Un coup de coeur pour moi aussi. J'ai lu tous les livres de Marie Sizun. Tous sont très bons, tu peux y aller les yeux fermés.

Posté par sylire, dimanche 31 janvier 2010 à 21:50
Vilain petit canard!!!!

Marie Sizun était venue à Lorient présenter ce livre qui était en compétition pour le prix Cézame, je l'ai commencé deux fois et jamais fini.....
A bientôt
Yvon

Posté par Eireann Yvon, dimanche 31 janvier 2010 à 22:27

J'adore ! J'aime l'univers de Marie Sizun, son style, sa narration... Merveilleux !

Posté par clara, lundi 1 février 2010 à 08:02

@ Sylire : pas aimé "Jeux croisés", du coup j'hésitais pour "Eclats d'enfance", je n'hésite plus, ça sera ma prochaine commande Am****
@ Yvon : il est vrai que le style est particulier. Mon Mr ne supporte pas non plus le "tu" et les phrases hachurées.
@ Clara : oui, bcp aimé celui-ci et "Le père de la petite", je signe tout de suite pour "Eclats d'enfance".

Posté par Canel, lundi 1 février 2010 à 09:33

J'avais aimé mais sans plus. D'abord, j'ai du mal avec le thème de la folie et la narration à la deuxième personne me gêne toujours.

Posté par valérie, lundi 1 février 2010 à 19:06

Il est vraiment temps que je découvre cette auteure!

Posté par Cynthia, lundi 1 février 2010 à 19:55

@ Valérie : oui, le "tu" en gêne plus d'un, à commencer par Mr.
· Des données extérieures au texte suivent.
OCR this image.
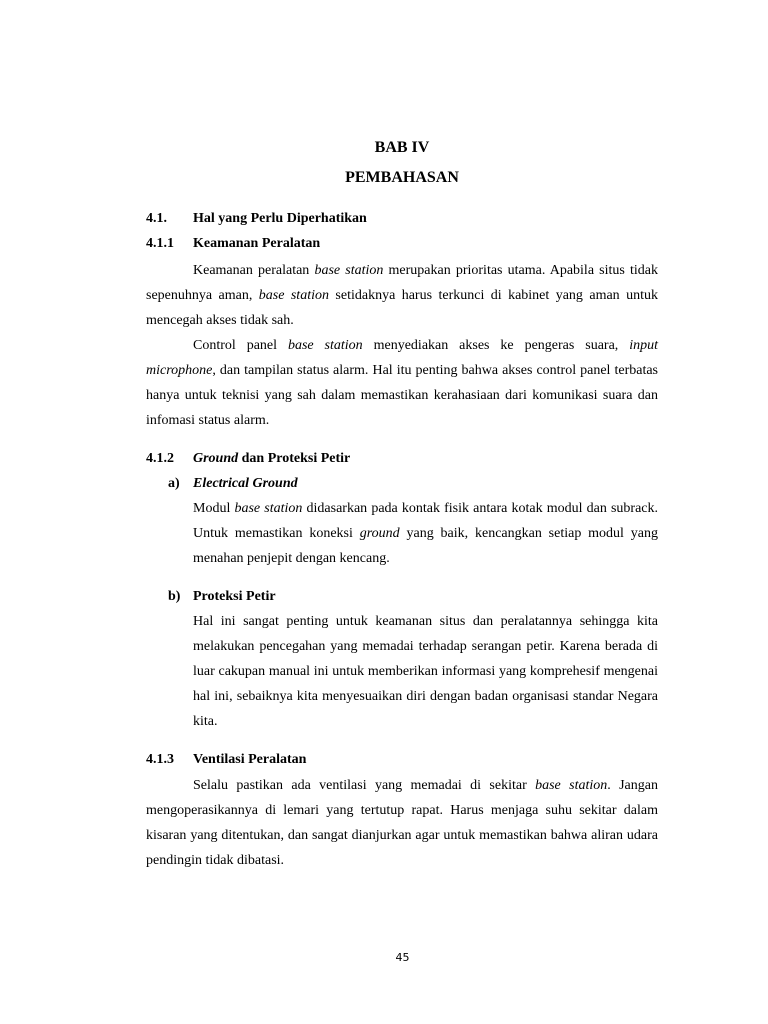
BAB IV
PEMBAHASAN
4.1. Hal yang Perlu Diperhatikan
4.1.1 Keamanan Peralatan

Keamanan peralatan base station merupakan prioritas utama. Apabila situs tidak sepenuhnya aman, base station setidaknya harus terkunci di kabinet yang aman untuk mencegah akses tidak sah.

Control panel base station menyediakan akses ke pengeras suara, input microphone, dan tampilan status alarm. Hal itu penting bahwa akses control panel terbatas hanya untuk teknisi yang sah dalam memastikan kerahasiaan dari komunikasi suara dan infomasi status alarm.

4.1.2 Ground dan Proteksi Petir
a) Electrical Ground

Modul base station didasarkan pada kontak fisik antara kotak modul dan subrack. Untuk memastikan koneksi ground yang baik, kencangkan setiap modul yang menahan penjepit dengan kencang.

b) Proteksi Petir

Hal ini sangat penting untuk keamanan situs dan peralatannya sehingga kita melakukan pencegahan yang memadai terhadap serangan petir. Karena berada di luar cakupan manual ini untuk memberikan informasi yang komprehesif mengenai hal ini, sebaiknya kita menyesuaikan diri dengan badan organisasi standar Negara kita.

4.1.3 Ventilasi Peralatan

Selalu pastikan ada ventilasi yang memadai di sekitar base station. Jangan mengoperasikannya di lemari yang tertutup rapat. Harus menjaga suhu sekitar dalam kisaran yang ditentukan, dan sangat dianjurkan agar untuk memastikan bahwa aliran udara pendingin tidak dibatasi.

45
Tu as néanmoins lu le superbe "La maladie de Sachs" de Winckler ?
@ Cynthia : oui, je te la conseille !

Posté par Canel, lundi 1 février 2010 à 19:58

J'avais aimé "Le père de la petite", celui-ci rejoindra ma PAL à un moment ou à un autre.

Posté par Stephie, mardi 2 février 2010 à 17:21

@ Stephie : oui, j'avais aussi bcp aimé "Le père de la petite", je te conseille celui-là !! Par contre j'ai moins apprécié "Jeux croisés"...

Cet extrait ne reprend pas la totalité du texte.